A bonus may be granted once all financial statements are approved. A Member of the Management Board is entitled to a bonus if he/she worked in this position for the entire financial year and did not violate his/her obligations in this period, the job contract was not terminated by his/her fault and the management agreement was not terminated and he/she was not dismissed for reasons that are the basis for the termination of the job contract without notice. According to the regulations, the maximum bonus equals 3-times the average monthly remuneration in the preceding year. The decision to grant the annual bonus to President of the Management Board is taken by the Shareholders’ Meeting upon the motion of the Supervisory Board, while for other members of the Management Board by the Supervisory Board.

According to the declaration of the Management Board of Grupa LOTOS on the compliance with the corporate governance, the remuneration of members of the Management Board should be determined in compliance with transparent procedures and rules, taking into account its motivating nature, and to stimulate further effective management of Grupa LOTOS. The remuneration should correspond to the size of the enterprise and be reasonably correlated to its financial results. It should be also related to the scope of responsibilities resulting from the function and take account of remunerations of members of the Management Board in similar companies in a comparable market.

Value of remuneration of members of the Management Board of Grupa LOTOS in 2009
Member of the Management Board Amount [in PLN]
Paweł Olechnowicz 199,862
Marek Sokołowski 196,565
Mariusz Machajewski 197,625
Maciej Szozda 118,947

Marek Sokołowski, Vice-President of the Board, holds 8,638 shares of Grupa LOTOS. Other members of the Management Board do not own any shares of Grupa LOTOS.

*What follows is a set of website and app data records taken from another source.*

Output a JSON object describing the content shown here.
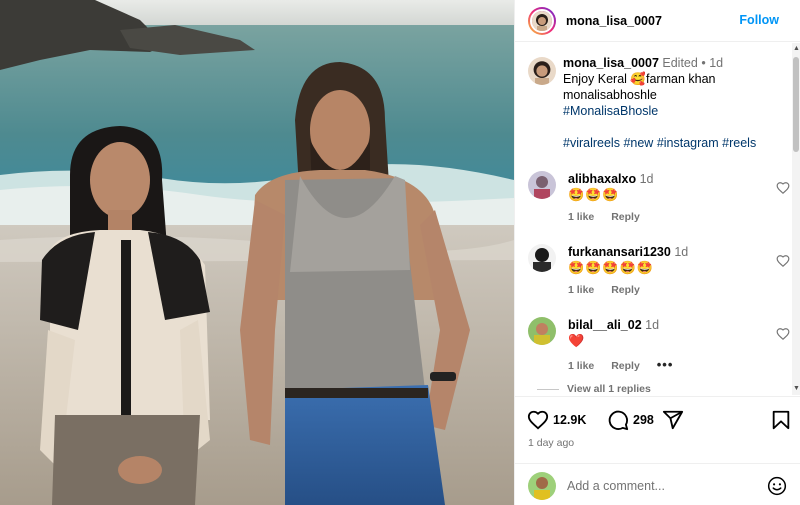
{
  "post": {
    "username": "mona_lisa_0007",
    "follow_label": "Follow"
  },
  "caption": {
    "username": "mona_lisa_0007",
    "edited": "Edited",
    "dot": "•",
    "age": "1d",
    "line1_text": "Enjoy Keral",
    "line1_emoji": "🥰",
    "line1_rest": "farman khan",
    "line2": "monalisabhoshle",
    "line3": "#MonalisaBhosle",
    "hashtags": [
      "#viralreels",
      "#new",
      "#instagram",
      "#reels"
    ]
  },
  "comments": [
    {
      "username": "alibhaxalxo",
      "age": "1d",
      "emojis": "🤩🤩🤩",
      "likes": "1 like",
      "reply": "Reply",
      "more": false
    },
    {
      "username": "furkanansari1230",
      "age": "1d",
      "emojis": "🤩🤩🤩🤩🤩",
      "likes": "1 like",
      "reply": "Reply",
      "more": false
    },
    {
      "username": "bilal__ali_02",
      "age": "1d",
      "emojis": "❤️",
      "likes": "1 like",
      "reply": "Reply",
      "more": true
    }
  ],
  "view_replies": "View all 1 replies",
  "actions": {
    "like_count": "12.9K",
    "comment_count": "298",
    "age": "1 day ago"
  },
  "add_comment": {
    "placeholder": "Add a comment..."
  },
  "icons": {
    "like": "heart-icon",
    "comment": "comment-icon",
    "share": "share-icon",
    "save": "bookmark-icon",
    "emoji": "smile-icon",
    "more": "more-icon"
  },
  "colors": {
    "follow": "#0095f6",
    "hashtag": "#00376b",
    "muted": "#737373"
  }
}
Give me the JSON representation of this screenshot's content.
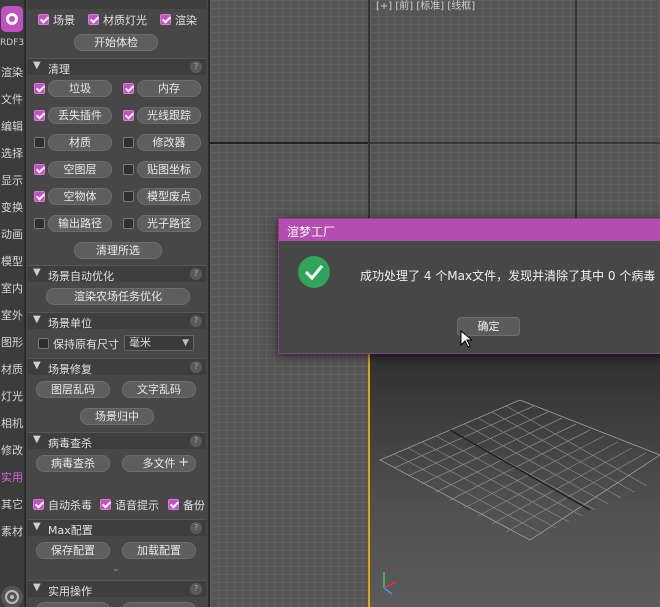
{
  "sidebar": {
    "version_label": "RDF3",
    "categories": [
      "渲染",
      "文件",
      "编辑",
      "选择",
      "显示",
      "变换",
      "动画",
      "模型",
      "室内",
      "室外",
      "图形",
      "材质",
      "灯光",
      "相机",
      "修改",
      "实用",
      "其它",
      "素材"
    ]
  },
  "panel": {
    "top_checks": [
      {
        "label": "场景",
        "checked": true
      },
      {
        "label": "材质灯光",
        "checked": true
      },
      {
        "label": "渲染",
        "checked": true
      }
    ],
    "start_check_label": "开始体检",
    "clean": {
      "title": "清理",
      "items": [
        {
          "label": "垃圾",
          "checked": true
        },
        {
          "label": "内存",
          "checked": true
        },
        {
          "label": "丢失插件",
          "checked": true
        },
        {
          "label": "光线跟踪",
          "checked": true
        },
        {
          "label": "材质",
          "checked": false
        },
        {
          "label": "修改器",
          "checked": false
        },
        {
          "label": "空图层",
          "checked": true
        },
        {
          "label": "贴图坐标",
          "checked": false
        },
        {
          "label": "空物体",
          "checked": true
        },
        {
          "label": "模型废点",
          "checked": false
        },
        {
          "label": "输出路径",
          "checked": false
        },
        {
          "label": "光子路径",
          "checked": false
        }
      ],
      "clean_all_label": "清理所选"
    },
    "auto_opt": {
      "title": "场景自动优化",
      "button": "渲染农场任务优化"
    },
    "units": {
      "title": "场景单位",
      "keep_size_label": "保持原有尺寸",
      "unit_value": "毫米"
    },
    "repair": {
      "title": "场景修复",
      "layer_garbled": "图层乱码",
      "text_garbled": "文字乱码",
      "scene_to_center": "场景归中"
    },
    "virus": {
      "title": "病毒查杀",
      "scan_label": "病毒查杀",
      "multi_file_label": "多文件",
      "auto_kill": "自动杀毒",
      "voice_prompt": "语音提示",
      "backup": "备份"
    },
    "max_config": {
      "title": "Max配置",
      "save_label": "保存配置",
      "load_label": "加载配置"
    },
    "practical": {
      "title": "实用操作"
    }
  },
  "viewport": {
    "top_label": "[+] [前] [标准] [线框]"
  },
  "dialog": {
    "title": "渲梦工厂",
    "message": "成功处理了 4 个Max文件，发现并清除了其中 0 个病毒",
    "ok_label": "确定"
  },
  "colors": {
    "accent": "#c64fc3",
    "dialog_title": "#b54db1",
    "success": "#2fa45a",
    "viewport_active": "#e0a800"
  }
}
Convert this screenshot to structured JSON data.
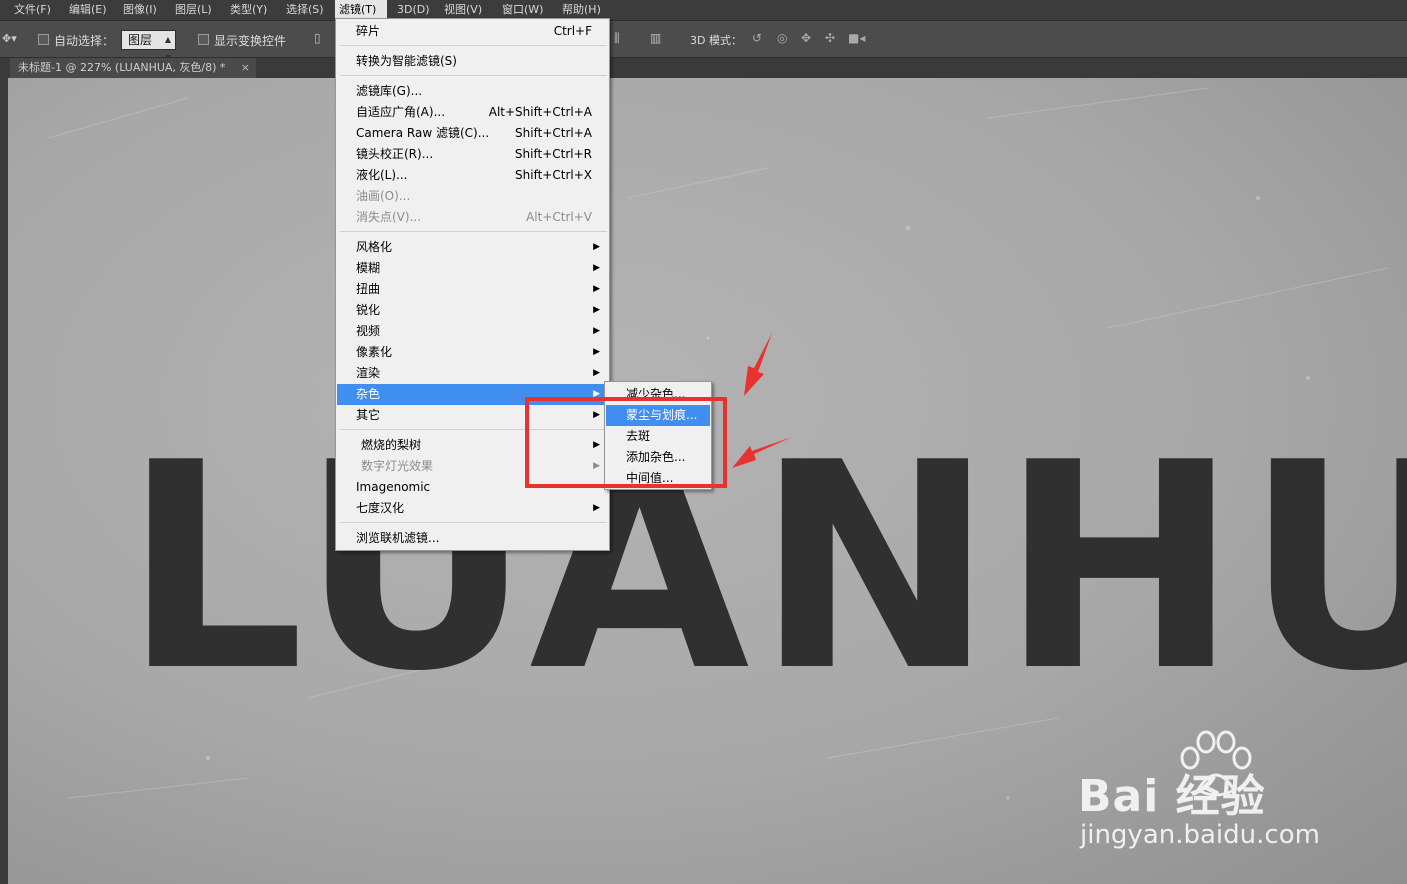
{
  "menubar": {
    "items": [
      "文件(F)",
      "编辑(E)",
      "图像(I)",
      "图层(L)",
      "类型(Y)",
      "选择(S)",
      "滤镜(T)",
      "3D(D)",
      "视图(V)",
      "窗口(W)",
      "帮助(H)"
    ]
  },
  "options": {
    "auto_select_label": "自动选择：",
    "auto_select_value": "图层",
    "show_transform_label": "显示变换控件",
    "mode_3d_label": "3D 模式："
  },
  "document_tab": {
    "title": "未标题-1 @ 227% (LUANHUA, 灰色/8) *",
    "close": "×"
  },
  "canvas": {
    "text": "LUANHUA"
  },
  "filter_menu": {
    "last_filter": {
      "label": "碎片",
      "shortcut": "Ctrl+F"
    },
    "convert_smart": "转换为智能滤镜(S)",
    "filter_gallery": "滤镜库(G)...",
    "adaptive_wide": {
      "label": "自适应广角(A)...",
      "shortcut": "Alt+Shift+Ctrl+A"
    },
    "camera_raw": {
      "label": "Camera Raw 滤镜(C)...",
      "shortcut": "Shift+Ctrl+A"
    },
    "lens_correction": {
      "label": "镜头校正(R)...",
      "shortcut": "Shift+Ctrl+R"
    },
    "liquify": {
      "label": "液化(L)...",
      "shortcut": "Shift+Ctrl+X"
    },
    "oil_paint": "油画(O)...",
    "vanishing_point": {
      "label": "消失点(V)...",
      "shortcut": "Alt+Ctrl+V"
    },
    "stylize": "风格化",
    "blur": "模糊",
    "distort": "扭曲",
    "sharpen": "锐化",
    "video": "视频",
    "pixelate": "像素化",
    "render": "渲染",
    "noise": "杂色",
    "other": "其它",
    "burning_pear": "燃烧的梨树",
    "digital_light": "数字灯光效果",
    "imagenomic": "Imagenomic",
    "qidu": "七度汉化",
    "browse_online": "浏览联机滤镜..."
  },
  "noise_submenu": {
    "reduce_noise": "减少杂色...",
    "dust_scratches": "蒙尘与划痕...",
    "despeckle": "去斑",
    "add_noise": "添加杂色...",
    "median": "中间值..."
  },
  "watermark": {
    "brand": "Bai 经验",
    "url": "jingyan.baidu.com"
  },
  "colors": {
    "highlight": "#3f8ef0",
    "annotation": "#e8322f"
  }
}
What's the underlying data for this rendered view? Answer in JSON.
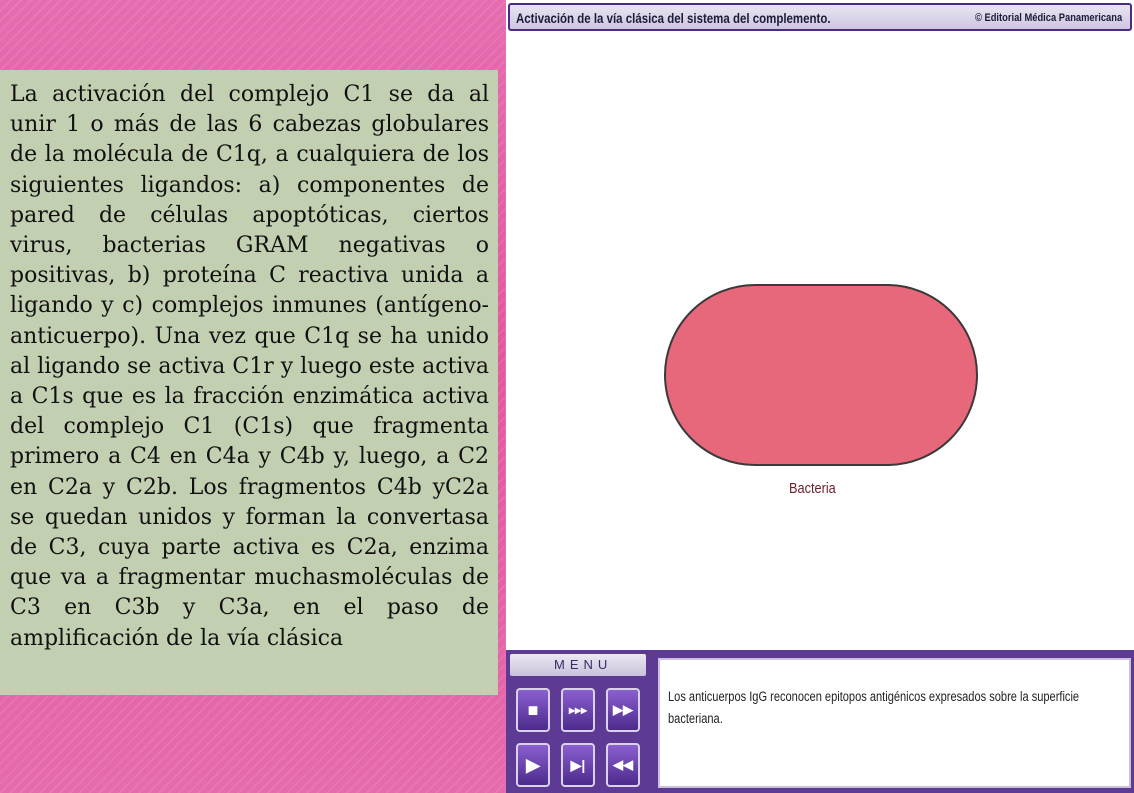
{
  "left_panel": {
    "paragraph": "La activación del complejo C1 se da al unir 1 o más de las 6 cabezas globulares de la molécula de C1q, a cualquiera de los siguientes ligandos: a) componentes de pared de células apoptóticas, ciertos virus, bacterias GRAM negativas o positivas, b) proteína C reactiva unida a ligando y c) complejos inmunes (antígeno-anticuerpo). Una vez que C1q se ha unido al ligando se activa C1r y luego este activa a C1s que es la fracción enzimática activa del complejo C1 (C1s) que fragmenta primero a C4 en C4a y C4b y, luego, a C2 en C2a y C2b. Los fragmentos C4b yC2a se quedan unidos y forman la convertasa de C3, cuya parte activa es C2a, enzima que va a fragmentar muchasmoléculas de C3 en C3b y C3a, en el paso de amplificación de la vía clásica"
  },
  "app": {
    "title": "Activación de la vía clásica del sistema del complemento.",
    "publisher": "© Editorial Médica Panamericana",
    "stage": {
      "bacteria_label": "Bacteria"
    },
    "menu": {
      "label": "MENU",
      "buttons": [
        {
          "name": "stop-button",
          "icon": "stop-icon",
          "glyph": "■"
        },
        {
          "name": "fast-forward-button",
          "icon": "fast-forward-icon",
          "glyph": "▸▸▸"
        },
        {
          "name": "next-button",
          "icon": "skip-forward-icon",
          "glyph": "▶▶"
        },
        {
          "name": "play-button",
          "icon": "play-icon",
          "glyph": "▶"
        },
        {
          "name": "step-forward-button",
          "icon": "step-forward-icon",
          "glyph": "▶|"
        },
        {
          "name": "rewind-button",
          "icon": "rewind-icon",
          "glyph": "◀◀"
        }
      ]
    },
    "caption": "Los anticuerpos IgG reconocen epitopos antigénicos expresados sobre la superficie bacteriana."
  },
  "colors": {
    "background_pink": "#e46fae",
    "text_panel": "#c3cfb1",
    "bacteria_fill": "#e8687b",
    "menu_purple": "#5d3a94"
  }
}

Conflict of interests policy

To avoid the conflict of interests, Grupa LOTOS follows the provisions of the Code of Commercial Companies, the Regulations of the Management Board and the ‘Best Practices for Companies Listed on the Warsaw Stock Exchange’. According to the Regulations of the Management Board and in relation to Article 377 of the Code, in case of any conflicts of interests of Grupa LOTOS with the personal interests of a member of the Management Board or any persons they are related to, a member of Management Board should refrain from participating in resolving such issues. Moreover, according to the ‘Best Practices for Companies Listed on the Warsaw Stock Exchange’, a member of the Management Board should advise the Management Board of the existing conflict of interests or its potential occurrence and refrain from participating in the discussion and voting on a resolution that concerns this issue. According to the Regulations of the Management Board, accepting positions by the members of the Management Board in supervising or managing authorities of other entities requires consent of the Supervisory Board. Furthermore, the provisions of the Code apply, which ban members of the Management Board from being a member of the Supervisory Board at the same time. This provisions concerns also other persons who are directly subordinate to a member of the Management Board.